Avec mon designer Nico Marlet, qui a travaillé sur Monstres et Cie, Kung Fu Panda et Dragons, nous avons beaucoup réfléchi au look du Yéti. Beaucoup de personnes l’imaginent très grand, proche de l’homme - ce que nous ne voulions pas. Nous voulions au contraire qu’il marche à quatre pattes, qu’il se déplace en roulant comme une énorme boule de poils. J’ai été animatrice pendant des années et j’ai voulu créer un personnage avec lequel les animateurs auraient beaucoup à faire. Son design est très simple, mais il est difficile à manipuler car il peut facilement changer d’apparence dès qu’on modifie un détail de son visage."
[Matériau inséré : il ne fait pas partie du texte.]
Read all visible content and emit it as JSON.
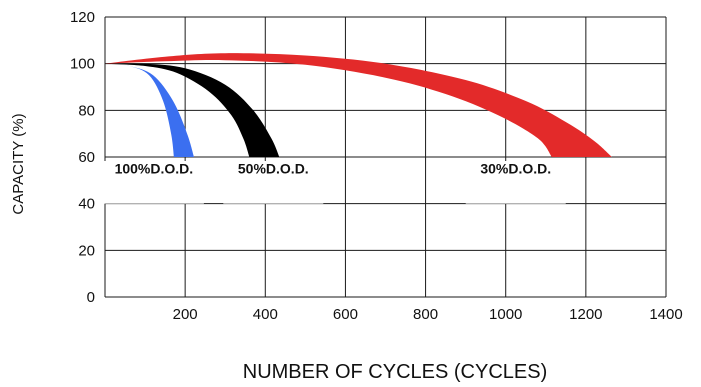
{
  "chart_data": {
    "type": "area",
    "xlabel": "NUMBER OF CYCLES (CYCLES)",
    "ylabel": "CAPACITY (%)",
    "xlim": [
      0,
      1400
    ],
    "ylim": [
      0,
      120
    ],
    "x_ticks": [
      "200",
      "400",
      "600",
      "800",
      "1000",
      "1200",
      "1400"
    ],
    "y_ticks": [
      "0",
      "20",
      "40",
      "60",
      "80",
      "100",
      "120"
    ],
    "grid": true,
    "series": [
      {
        "name": "100%D.O.D.",
        "color": "#3b6ff0",
        "upper": [
          [
            0,
            100
          ],
          [
            60,
            99
          ],
          [
            120,
            95
          ],
          [
            170,
            84
          ],
          [
            205,
            70
          ],
          [
            222,
            60
          ]
        ],
        "lower": [
          [
            0,
            100
          ],
          [
            60,
            99
          ],
          [
            110,
            95
          ],
          [
            145,
            84
          ],
          [
            165,
            70
          ],
          [
            172,
            60
          ]
        ]
      },
      {
        "name": "50%D.O.D.",
        "color": "#000000",
        "upper": [
          [
            0,
            100
          ],
          [
            100,
            100
          ],
          [
            200,
            98
          ],
          [
            300,
            91
          ],
          [
            370,
            80
          ],
          [
            415,
            68
          ],
          [
            435,
            60
          ]
        ],
        "lower": [
          [
            0,
            100
          ],
          [
            100,
            99
          ],
          [
            180,
            96
          ],
          [
            260,
            88
          ],
          [
            315,
            78
          ],
          [
            345,
            68
          ],
          [
            360,
            60
          ]
        ]
      },
      {
        "name": "30%D.O.D.",
        "color": "#e32a2a",
        "upper": [
          [
            0,
            100
          ],
          [
            150,
            103
          ],
          [
            300,
            104.5
          ],
          [
            500,
            103.5
          ],
          [
            700,
            100
          ],
          [
            900,
            93
          ],
          [
            1050,
            84
          ],
          [
            1150,
            75
          ],
          [
            1220,
            67
          ],
          [
            1265,
            60
          ]
        ],
        "lower": [
          [
            0,
            100
          ],
          [
            150,
            101
          ],
          [
            300,
            101.5
          ],
          [
            500,
            99.5
          ],
          [
            700,
            94
          ],
          [
            850,
            87
          ],
          [
            980,
            78
          ],
          [
            1080,
            68
          ],
          [
            1115,
            60
          ]
        ]
      }
    ]
  }
}
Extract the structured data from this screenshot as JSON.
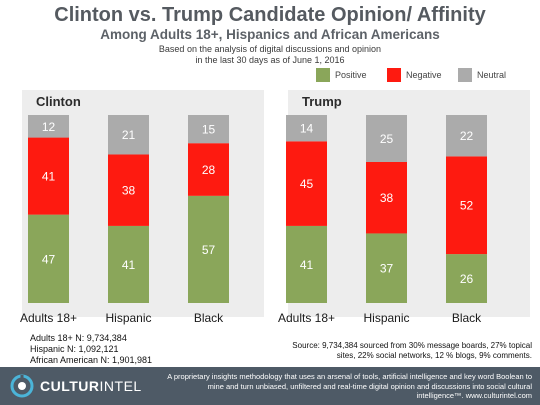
{
  "header": {
    "title": "Clinton vs. Trump Candidate Opinion/ Affinity",
    "subtitle": "Among Adults 18+, Hispanics and African Americans",
    "note_line1": "Based on the analysis of digital discussions and opinion",
    "note_line2": "in the last 30 days as of June 1, 2016"
  },
  "legend": [
    {
      "label": "Positive",
      "color": "#8aa65a"
    },
    {
      "label": "Negative",
      "color": "#fe1a10"
    },
    {
      "label": "Neutral",
      "color": "#ababab"
    }
  ],
  "colors": {
    "Positive": "#8aa65a",
    "Negative": "#fe1a10",
    "Neutral": "#ababab",
    "panel_bg": "#ededed",
    "footer": "#4e5a66",
    "logo_accent": "#4bb4d8"
  },
  "chart_data": [
    {
      "type": "bar",
      "stacked": true,
      "title": "Clinton",
      "categories": [
        "Adults 18+",
        "Hispanic",
        "Black"
      ],
      "series": [
        {
          "name": "Positive",
          "values": [
            47,
            41,
            57
          ]
        },
        {
          "name": "Negative",
          "values": [
            41,
            38,
            28
          ]
        },
        {
          "name": "Neutral",
          "values": [
            12,
            21,
            15
          ]
        }
      ],
      "ylim": [
        0,
        100
      ],
      "grid": false,
      "legend_position": "top-right"
    },
    {
      "type": "bar",
      "stacked": true,
      "title": "Trump",
      "categories": [
        "Adults 18+",
        "Hispanic",
        "Black"
      ],
      "series": [
        {
          "name": "Positive",
          "values": [
            41,
            37,
            26
          ]
        },
        {
          "name": "Negative",
          "values": [
            45,
            38,
            52
          ]
        },
        {
          "name": "Neutral",
          "values": [
            14,
            25,
            22
          ]
        }
      ],
      "ylim": [
        0,
        100
      ],
      "grid": false,
      "legend_position": "top-right"
    }
  ],
  "footnotes": {
    "adults": "Adults 18+ N:  9,734,384",
    "hispanic": "Hispanic N: 1,092,121",
    "african_american": "African American N: 1,901,981"
  },
  "source": "Source: 9,734,384 sourced from 30% message boards,  27% topical sites, 22% social networks, 12 % blogs,  9% comments.",
  "footer": {
    "logo_part1": "CULTUR",
    "logo_part2": "INTEL",
    "text": "A proprietary insights methodology that uses an arsenal of tools, artificial intelligence and key word Boolean to mine and turn unbiased, unfiltered and real-time digital opinion and discussions into social cultural intelligence™. www.culturintel.com"
  }
}
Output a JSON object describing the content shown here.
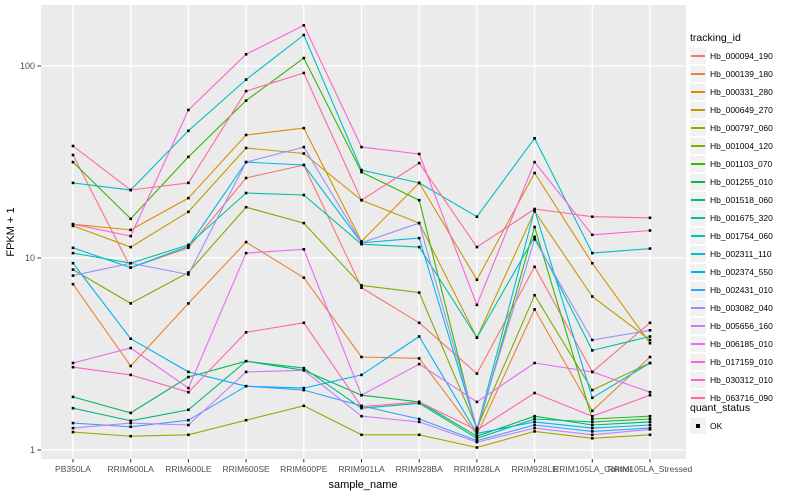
{
  "chart_data": {
    "type": "line",
    "title": "",
    "xlabel": "sample_name",
    "ylabel": "FPKM + 1",
    "y_scale": "log10",
    "ylim": [
      0.9,
      210
    ],
    "y_ticks": [
      1,
      10,
      100
    ],
    "y_tick_labels": [
      "1",
      "10",
      "100"
    ],
    "y_minor_ticks": [
      3.1623,
      31.623
    ],
    "grid": true,
    "legend_position": "right",
    "marker": {
      "shape": "square",
      "color": "#000000",
      "size": 2.6
    },
    "categories": [
      "PB350LA",
      "RRIM600LA",
      "RRIM600LE",
      "RRIM600SE",
      "RRIM600PE",
      "RRIM901LA",
      "RRIM928BA",
      "RRIM928LA",
      "RRIM928LE",
      "RRIM105LA_Control",
      "RRIM105LA_Stressed"
    ],
    "series": [
      {
        "name": "Hb_000094_190",
        "color": "#F8766D",
        "values": [
          34.4,
          8.9,
          11.3,
          26.1,
          30.5,
          7.0,
          4.6,
          2.5,
          9.0,
          2.55,
          4.6
        ]
      },
      {
        "name": "Hb_000139_180",
        "color": "#EA8331",
        "values": [
          7.3,
          2.74,
          5.8,
          12.1,
          7.9,
          3.05,
          3.0,
          1.2,
          5.4,
          1.6,
          3.05
        ]
      },
      {
        "name": "Hb_000331_280",
        "color": "#D89000",
        "values": [
          15.0,
          14.0,
          20.5,
          43.7,
          47.5,
          12.2,
          24.6,
          7.7,
          27.7,
          9.4,
          3.6
        ]
      },
      {
        "name": "Hb_000649_270",
        "color": "#C09B00",
        "values": [
          14.7,
          11.4,
          17.4,
          37.4,
          35.0,
          20.0,
          15.2,
          3.85,
          17.5,
          6.3,
          3.74
        ]
      },
      {
        "name": "Hb_000797_060",
        "color": "#A3A500",
        "values": [
          1.24,
          1.18,
          1.2,
          1.43,
          1.7,
          1.2,
          1.2,
          1.03,
          1.25,
          1.15,
          1.2
        ]
      },
      {
        "name": "Hb_001004_120",
        "color": "#7CAE00",
        "values": [
          8.7,
          5.8,
          8.4,
          18.4,
          15.2,
          7.2,
          6.6,
          1.3,
          6.4,
          2.05,
          2.84
        ]
      },
      {
        "name": "Hb_001103_070",
        "color": "#39B600",
        "values": [
          31.6,
          16.0,
          33.6,
          66.0,
          110.0,
          28.0,
          20.0,
          1.25,
          14.5,
          1.45,
          1.5
        ]
      },
      {
        "name": "Hb_001255_010",
        "color": "#00BB4E",
        "values": [
          1.89,
          1.56,
          2.4,
          2.9,
          2.6,
          1.93,
          1.78,
          1.18,
          1.5,
          1.35,
          1.4
        ]
      },
      {
        "name": "Hb_001518_060",
        "color": "#00BF7D",
        "values": [
          1.65,
          1.42,
          1.62,
          2.9,
          2.67,
          1.65,
          1.75,
          1.15,
          1.45,
          1.4,
          1.45
        ]
      },
      {
        "name": "Hb_001675_320",
        "color": "#00C1A3",
        "values": [
          10.6,
          9.4,
          11.7,
          21.8,
          21.3,
          11.8,
          11.4,
          3.85,
          12.9,
          3.3,
          3.9
        ]
      },
      {
        "name": "Hb_001754_060",
        "color": "#00BFC4",
        "values": [
          24.6,
          22.6,
          46.0,
          85.0,
          145.0,
          28.7,
          24.6,
          16.4,
          42.0,
          10.6,
          11.2
        ]
      },
      {
        "name": "Hb_002311_110",
        "color": "#00BAE0",
        "values": [
          11.3,
          8.9,
          11.5,
          31.6,
          30.5,
          12.0,
          12.7,
          1.28,
          17.8,
          1.87,
          2.84
        ]
      },
      {
        "name": "Hb_002374_550",
        "color": "#00B0F6",
        "values": [
          9.4,
          3.8,
          2.55,
          2.15,
          2.1,
          2.46,
          3.9,
          1.22,
          1.4,
          1.3,
          1.35
        ]
      },
      {
        "name": "Hb_002431_010",
        "color": "#35A2FF",
        "values": [
          1.38,
          1.32,
          1.43,
          2.15,
          2.05,
          1.7,
          1.45,
          1.12,
          1.35,
          1.25,
          1.3
        ]
      },
      {
        "name": "Hb_003082_040",
        "color": "#9590FF",
        "values": [
          8.1,
          9.4,
          8.2,
          31.6,
          37.8,
          12.0,
          15.2,
          1.3,
          12.5,
          3.74,
          4.2
        ]
      },
      {
        "name": "Hb_005656_160",
        "color": "#C77CFF",
        "values": [
          1.3,
          1.38,
          1.35,
          2.55,
          2.6,
          1.5,
          1.4,
          1.1,
          1.3,
          1.2,
          1.28
        ]
      },
      {
        "name": "Hb_006185_010",
        "color": "#E76BF3",
        "values": [
          2.84,
          3.4,
          2.1,
          10.6,
          11.1,
          1.93,
          2.8,
          1.78,
          2.84,
          2.55,
          2.0
        ]
      },
      {
        "name": "Hb_017159_010",
        "color": "#FA62DB",
        "values": [
          15.0,
          13.0,
          59.0,
          115.0,
          163.0,
          37.8,
          34.8,
          5.7,
          31.6,
          13.2,
          13.9
        ]
      },
      {
        "name": "Hb_030312_010",
        "color": "#FF62BC",
        "values": [
          2.7,
          2.46,
          2.0,
          4.1,
          4.6,
          1.68,
          1.78,
          1.27,
          1.98,
          1.5,
          1.93
        ]
      },
      {
        "name": "Hb_063716_090",
        "color": "#FF6A98",
        "values": [
          38.3,
          22.6,
          24.6,
          74.0,
          92.0,
          20.0,
          31.2,
          11.4,
          18.0,
          16.4,
          16.2
        ]
      }
    ]
  },
  "legend": {
    "title": "tracking_id"
  },
  "legend2": {
    "title": "quant_status",
    "items": [
      {
        "label": "OK",
        "marker": "black-square"
      }
    ]
  },
  "style": {
    "panel_bg": "#EBEBEB",
    "grid_major": "#FFFFFF",
    "grid_minor": "#F5F5F5",
    "tick_mark": "#333333",
    "tick_label": "#4D4D4D",
    "key_bg": "#F2F2F2",
    "point_color": "#000000"
  }
}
Surfer sur un champ de fleurs

"Everest a le pouvoir de contrôler la nature. Cette idée vient de mon amour pour la nature et de l’euphorie que je peux ressentir lorsque je m'y promène. Nous avons voulu retranscrire cette sensation dans Abominable et nous avons symbolisé une idée abstraite à travers le pouvoir du Yéti.
L’idée dans cette scène, était donc de transformer ce champ en une gigantesque vague de fleurs qui ne cesse de s’agrandir avant de former un tunnel! Nous avons réuni une équipe composée de nos meilleurs animateurs - une quinzaine de personnes - qui ont travaillé un an sur cette scène. Ce fut un sacré défi du point de vue de l’imagination car personne n’avait jamais vu cela auparavant. Il y a beaucoup de scènes dans ce genre dans Abominable.
Pour cette vague, il y a eu tellement d’essais et de tests ratés... Ces échecs ont pu nous aiguiller dans la bonne direction. Max Boas, le directeur artistique, et Mark Edward, le responsable des effets spéciaux, ont eu l’idée de mettre des fleurs jaunes pour laisser entrevoir au sol les tiges qui explosent et donner ainsi l’impression d’une vague, avec les pétales pour symboliser les éclaboussures de l’eau."

Voler sur des nuages

"Cette séquence n’est pas encore terminée. C’est une des scènes les plus difficiles à réaliser. La symbolique de la carpe koï [le poisson que chevauchent les personnages, NDLR] est très importante dans le film. Les carpes koi représentent la persévérance. Dans cette séquence, alors que les personnages hésitent à abandonner, ils voient ces nuages de carpes qui s’envolent - ce qui est complètement impossible.
Réaliser cette scène a pris une année durant laquelle se sont enchaînés les tests, d'abord horribles puis prometteurs. Jeff Budsberg, qui est le responsable des effets spéciaux, a travaillé avec une super équipe et après une multitude de discussions, voici le résultat.
La scène intervient après une séquence d’action assez mouvementée. Elle me tient beaucoup à cœur car elle a failli être coupée du montage à cinq reprises! Les dirigeants estimaient qu’on n’en avait pas besoin. J’ai insisté, arguant qu'elle apportait de l'espoir au public et lui permettait de souffler après une grosse scène d'action. Je suis si heureuse qu’elle soit finalement dans le film. Elle est magique."
Jill Culton, la réalisatrice d'Abominable.